A essa altura, eles estavam pensando em lançar Conan entre o Dia de Ação de Graças e o Natal, em novembro ou dezembro. Isso até Sid Sheinberg, presidente da Universal, famoso por ter descoberto o diretor Steven Spielberg, assistir a um copião, em agosto. Ele me viu esquartejando pessoas, sangue por toda parte, e, no meio da sessão, se levantou e disse com sarcasmo para os outros executivos: “Feliz Natal, gente.” Depois disso, saiu da sala. Assim, a estreia de Conan foi adiada e os lançamentos de Natal da Universal em 1981 foram Num lago dourado, drama familiar estrelado por Henry Fonda, Jane Fonda e Katharine Hepburn, e um filme de terror.
TODOS SABÍAMOS QUE CONAN SERIA um filme controverso, e o desafio era descobrir como fazer o marketing do lançamento e apresentá-lo à imprensa. Assisti a Milius dar algumas das primeiras entrevistas, atraindo os jornalistas para sua fantasia viril. Um dos principais tópicos de seu discurso era Friedrich Nietzsche – a epígrafe de Conan, “O que não nos mata nos fortalece”, parafraseia o livro Crepúsculo dos ídolos, do filósofo alemão, publicado em 1889. O outro grande tópico era a propriedade do aço. “Quanto mais você malha o aço, mais duro e mais durável ele fica”, dizia Milius aos jornalistas. “O mesmo acontece com um ser humano. Ele precisa ser temperado, tem que superar a resistência. Quanto mais um homem luta, mais forte ele se torna. Veja as pessoas que vêm de países em guerra ou moram em bairros carentes de cidades grandes. É possível ver a batalha em seus rostos. Um maquiador não consegue reproduzir essa expressão. E é isto que faz de Conan o mais implacável e poderoso dos guerreiros: o que ele sofreu na infância. Luxo e conforto fazem mal às pessoas.” Para Milius, Conan afirmava algo que ia muito além dos filmes de ação e histórias em quadrinhos. Estava tudo relacionado a Nietzsche.

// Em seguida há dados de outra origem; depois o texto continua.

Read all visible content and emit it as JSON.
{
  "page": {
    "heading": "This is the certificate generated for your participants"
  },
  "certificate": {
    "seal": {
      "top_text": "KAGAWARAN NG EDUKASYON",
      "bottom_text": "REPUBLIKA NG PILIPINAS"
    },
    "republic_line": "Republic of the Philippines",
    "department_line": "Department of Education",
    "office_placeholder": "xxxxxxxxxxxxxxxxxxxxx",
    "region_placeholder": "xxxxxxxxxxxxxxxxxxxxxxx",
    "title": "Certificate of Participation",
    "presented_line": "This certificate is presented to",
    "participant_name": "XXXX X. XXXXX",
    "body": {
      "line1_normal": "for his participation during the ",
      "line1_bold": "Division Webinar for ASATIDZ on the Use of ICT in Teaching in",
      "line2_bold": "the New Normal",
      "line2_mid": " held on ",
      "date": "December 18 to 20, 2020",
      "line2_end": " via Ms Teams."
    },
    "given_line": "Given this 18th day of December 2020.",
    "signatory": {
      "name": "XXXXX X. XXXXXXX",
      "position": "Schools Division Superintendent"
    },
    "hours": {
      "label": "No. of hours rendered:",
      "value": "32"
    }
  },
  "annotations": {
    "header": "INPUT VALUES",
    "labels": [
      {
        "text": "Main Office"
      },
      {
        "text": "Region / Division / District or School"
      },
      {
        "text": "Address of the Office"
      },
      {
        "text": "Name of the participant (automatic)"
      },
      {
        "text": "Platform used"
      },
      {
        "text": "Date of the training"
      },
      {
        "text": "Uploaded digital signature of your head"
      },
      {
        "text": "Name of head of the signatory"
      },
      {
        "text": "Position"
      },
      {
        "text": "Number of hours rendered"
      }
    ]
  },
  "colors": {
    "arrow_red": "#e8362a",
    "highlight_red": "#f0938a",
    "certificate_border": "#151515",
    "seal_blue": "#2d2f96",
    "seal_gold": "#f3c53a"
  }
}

Ele mostrava aos jornalistas uma de suas espadas de samurai e dizia: “Sabiam que uma espada como esta é aquecida e malhada sobre uma bigorna sete vezes até ter a força necessária? Os guerreiros samurais treinavam com criminosos. Eles os pegavam, mandavam que ficassem parados e os decapitavam com um só golpe.” Ele encenava a situação inteira enquanto os jornalistas tomavam notas. E eu pensava: “De onde é que ele tira essas merdas?” Minha abordagem era muito mais direta. Eu vendia o aspecto do entretenimento, o valor do filme como diversão e aventura épica, como um Guerra nas estrelas ambientado na Terra.